On the fence for Kathleen Edwards

On the fence for Kathleen Edwards

I came into Bumbershoot Sunday thinking it was a bad lineup. The schedule that had already lost some major acts and didn’t seem to have any theme or reason to it. And the evening headliner was… Stone Temple Pilots? Who were big when I was in college? What, Bumbershoot is trying to cash in on Gen X nostalgia now? Can we look forward to the Tiffany/NKOTB stadium show next year?

But then came the Saturday Knights and the Black Keys. The Saturday Knights, as mentioned earlier, were last minute filler for the green stage. And they absolutely killed. It’s been a long time since I’d seen a hip-hop group who were actually into having fun and getting the crowd pogoing. And they pogoed. So did the photographers in the front pit (which was kinda funny to watch with their big rigs bounding and them slamming into each other). Tilson and Barfly trading rhymes, DJ Suspence managing two turntables and a bunch of instruments, and a live band — with a horn section! A horn section! Samantha has been trumpeting these guys for years now, and Samantha was right. (There you go, dear, now you can print it out and pull it out any time you feel otherwise.)

The Black Keys, meanwhile, I’d never really gotten into live, because they were just a wall of cacophony in small clubs. But, lo and behold, they’re a stadium band. And they were big, loud, and incredible, especially considering they were still just a duo with a fuzzbox. Funny, too, that it drew what looked like a jam band crowd (ballcaps and beach balls everywhere) even though I’ve never seen them as a jam band. Of course, they could have been there for Stone Temple Pilots.

Other things:

  • The highest concentration of Metbloggers at any one show yesterday turned out to be Kathleen Edwards’ mural stage set. Considering the highly disparate tastes in music among the group, that was a bit of a shock. But she’s still adorable in her Canadian ways.
  • I caught the first part of Sound Of Young America Live, which apparently was the least packed of all the comedy shows, all of which were increasingly hard to get into during the day.
  • The music was one attraction, but there were big crowds not only for the half-pipe but for the Guitar Hero booth and KISW’s booth with Guitar Hero.
  • Ravens and Chimes are listed as a band that formed at NYU. And it was obvious, though they were adorable and didn’t show a lot of elitist school cred onstage, just in their lyrics.
  • My last show of the night was Tapes ‘n Tapes, and they sounded like… Tapes ‘n Tapes. They were good, but unfortunately, some of these alterna-bands the kids are into nowadays are starting to blend together. You see one drummer in Oxford shirt and 50s dad glasses, you’ve seen them all.
  • I didn’t catch a lot of Final Fantasy, but that was an interesting crowd. Old, young, people sitting on blankets like it was a picnic spread, people passing the hash pipe, looking extremely serious and thoughtful the entire time. Owen Pallett’s music is serious and thoughtful, of course, but in a day filled with hard blues, pogoing hip-hop, and slightly dramatic and twee college pop, it was a surprise to see it. But that’s the thing about Bumbershoot, isn’t it? All kinds of music for all kinds of people.

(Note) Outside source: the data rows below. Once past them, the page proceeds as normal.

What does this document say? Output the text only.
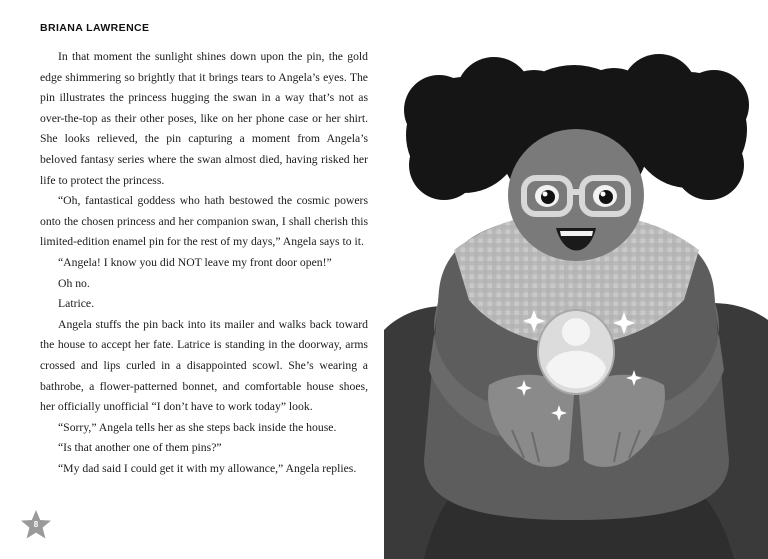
BRIANA LAWRENCE

In that moment the sunlight shines down upon the pin, the gold edge shimmering so brightly that it brings tears to Angela’s eyes. The pin illustrates the princess hugging the swan in a way that’s not as over-the-top as their other poses, like on her phone case or her shirt. She looks relieved, the pin capturing a moment from Angela’s beloved fantasy series where the swan almost died, having risked her life to protect the princess.

“Oh, fantastical goddess who hath bestowed the cosmic powers onto the chosen princess and her companion swan, I shall cherish this limited-edition enamel pin for the rest of my days,” Angela says to it.

“Angela! I know you did NOT leave my front door open!”

Oh no.

Latrice.

Angela stuffs the pin back into its mailer and walks back toward the house to accept her fate. Latrice is standing in the doorway, arms crossed and lips curled in a disappointed scowl. She’s wearing a bathrobe, a flower-patterned bonnet, and comfortable house shoes, her officially unofficial “I don’t have to work today” look.

“Sorry,” Angela tells her as she steps back inside the house.

“Is that another one of them pins?”

“My dad said I could get it with my allowance,” Angela replies.

8
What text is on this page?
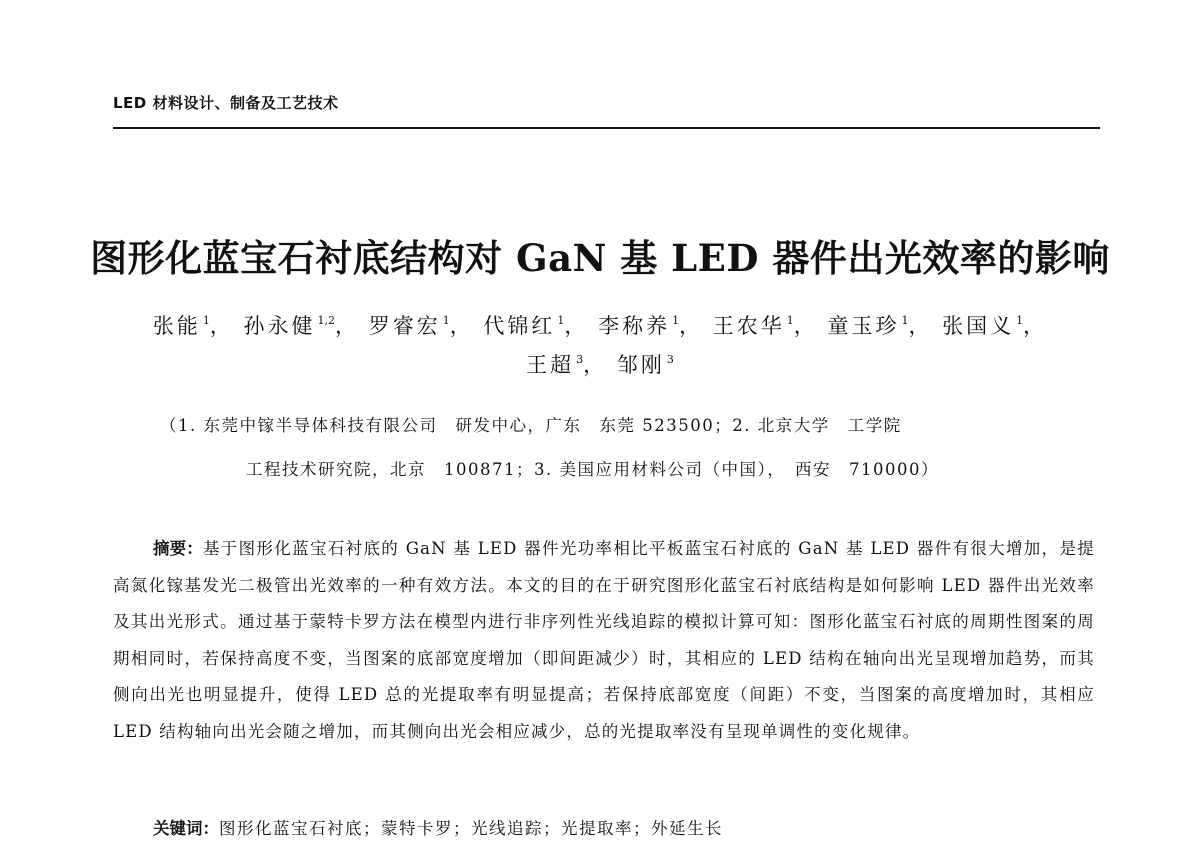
LED 材料设计、制备及工艺技术
图形化蓝宝石衬底结构对 GaN 基 LED 器件出光效率的影响
张能 $^1$， 孙永健 $^{1,2}$， 罗睿宏 $^1$， 代锦红 $^1$， 李称养 $^1$， 王农华 $^1$， 童玉珍 $^1$， 张国义 $^1$，
王超 $^3$， 邹刚 $^3$
（1. 东莞中镓半导体科技有限公司　研发中心，广东　东莞 523500；2. 北京大学　工学院
工程技术研究院，北京　100871；3. 美国应用材料公司（中国），　西安　710000）
摘要：基于图形化蓝宝石衬底的 GaN 基 LED 器件光功率相比平板蓝宝石衬底的 GaN 基 LED 器件有很大增加，是提高氮化镓基发光二极管出光效率的一种有效方法。本文的目的在于研究图形化蓝宝石衬底结构是如何影响 LED 器件出光效率及其出光形式。通过基于蒙特卡罗方法在模型内进行非序列性光线追踪的模拟计算可知：图形化蓝宝石衬底的周期性图案的周期相同时，若保持高度不变，当图案的底部宽度增加（即间距减少）时，其相应的 LED 结构在轴向出光呈现增加趋势，而其侧向出光也明显提升，使得 LED 总的光提取率有明显提高；若保持底部宽度（间距）不变，当图案的高度增加时，其相应 LED 结构轴向出光会随之增加，而其侧向出光会相应减少，总的光提取率没有呈现单调性的变化规律。
关键词：图形化蓝宝石衬底；蒙特卡罗；光线追踪；光提取率；外延生长
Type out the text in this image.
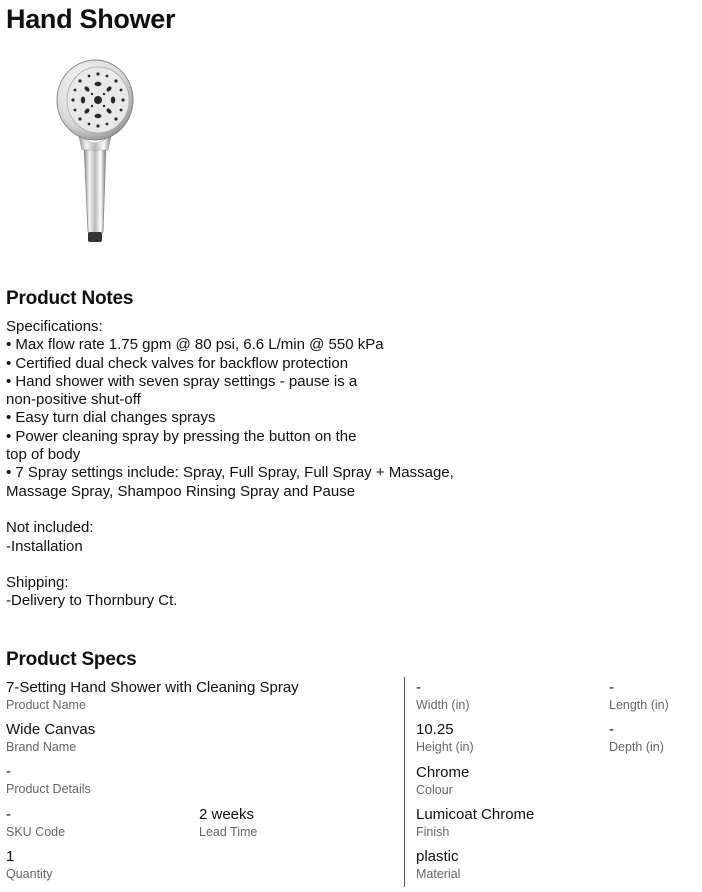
Hand Shower
Product Notes
Specifications:
• Max flow rate 1.75 gpm @ 80 psi, 6.6 L/min @ 550 kPa
• Certified dual check valves for backflow protection
• Hand shower with seven spray settings - pause is a
non-positive shut-off
• Easy turn dial changes sprays
• Power cleaning spray by pressing the button on the
top of body
• 7 Spray settings include: Spray, Full Spray, Full Spray + Massage,
Massage Spray, Shampoo Rinsing Spray and Pause
Not included:
-Installation
Shipping:
-Delivery to Thornbury Ct.
Product Specs
7-Setting Hand Shower with Cleaning Spray
Product Name
Wide Canvas
Brand Name
-
Product Details
-
SKU Code
2 weeks
Lead Time
1
Quantity
-
Width (in)
-
Length (in)
10.25
Height (in)
-
Depth (in)
Chrome
Colour
Lumicoat Chrome
Finish
plastic
Material
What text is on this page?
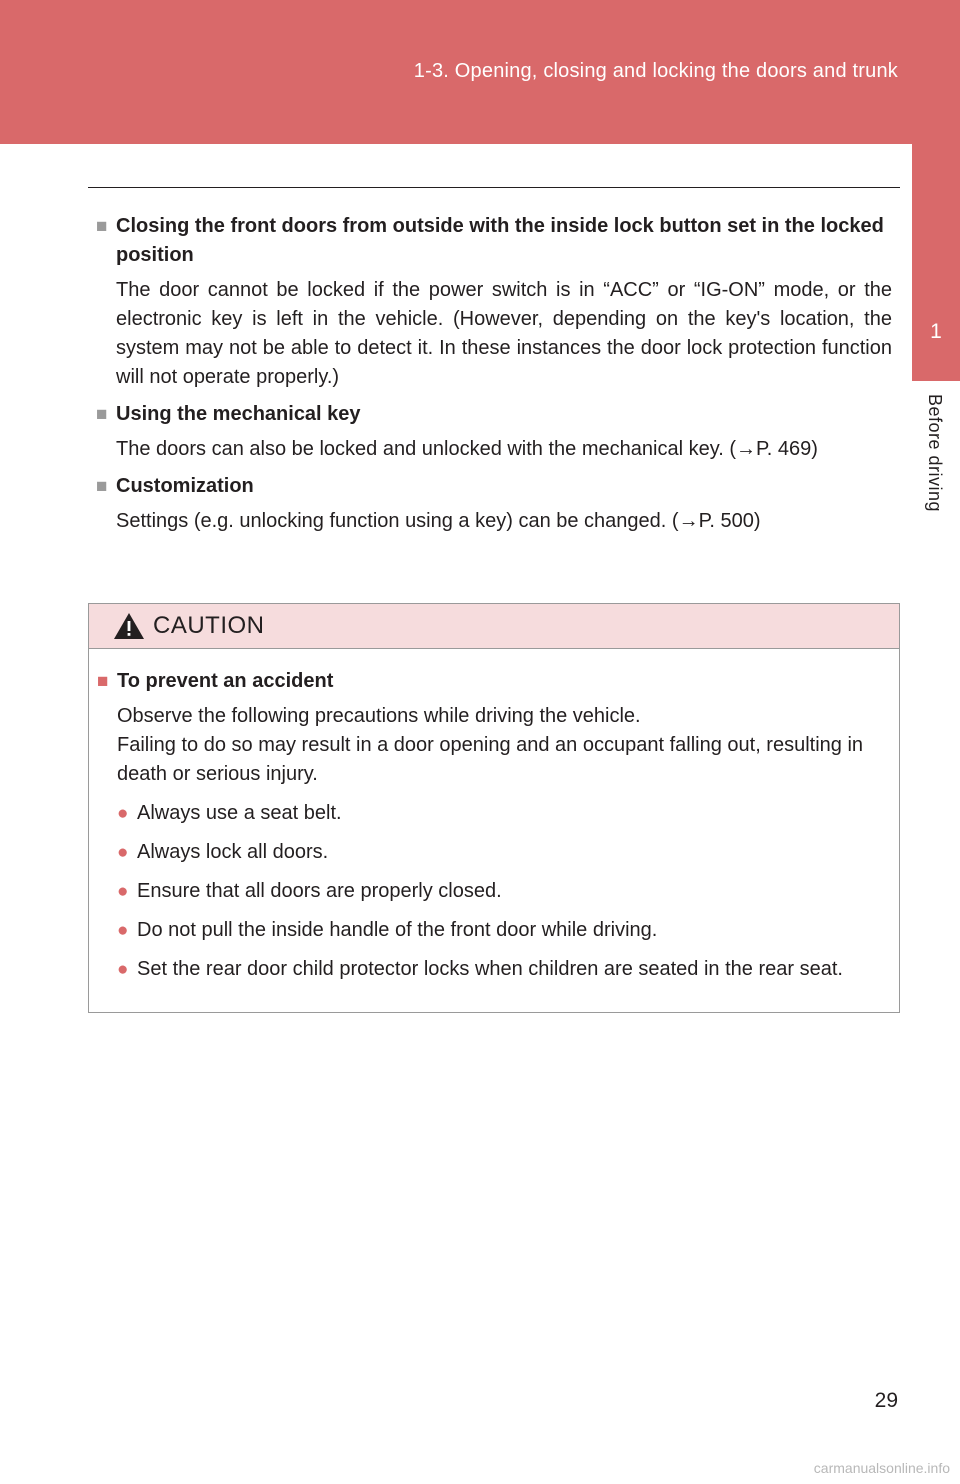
1-3. Opening, closing and locking the doors and trunk
1
Before driving
■ Closing the front doors from outside with the inside lock button set in the locked position
The door cannot be locked if the power switch is in “ACC” or “IG-ON” mode, or the electronic key is left in the vehicle. (However, depending on the key's location, the system may not be able to detect it. In these instances the door lock protection function will not operate properly.)
■ Using the mechanical key
The doors can also be locked and unlocked with the mechanical key. (→P. 469)
■ Customization
Settings (e.g. unlocking function using a key) can be changed. (→P. 500)
CAUTION
■ To prevent an accident
Observe the following precautions while driving the vehicle.
Failing to do so may result in a door opening and an occupant falling out, resulting in death or serious injury.
● Always use a seat belt.
● Always lock all doors.
● Ensure that all doors are properly closed.
● Do not pull the inside handle of the front door while driving.
● Set the rear door child protector locks when children are seated in the rear seat.
29
carmanualsonline.info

And memo to the guys smoking weed on Mercer yesterday evening: Yes, it’s a low priority for the cops to bust you, and yes, this is a 420-friendly town, but honestly, walking down a busy street crowded with pedestrians and openly toking? That’s a little gauche.

And by the time you’d made into the Center, stood in line for Stone Temple Pilots, picked up your great seats, and been happy in your bakedness… you’d be hungry. And you’d have to find food vendors. Which are all outside the stadium. Meaning you just lost your place on the stadium floor. Think before you get high next time, people.

2 Comments so far

  1. josh on September 2nd, 2008 @ 12:49 am

    you’re right about the lineup. going in, I was not very excited about it but I managed to spend the whole day running around seeing stuff and being more than pleasantly surprised at most of it.

  2. jameson on September 2nd, 2008 @ 8:52 am

    Being high on the floor is more important than eating.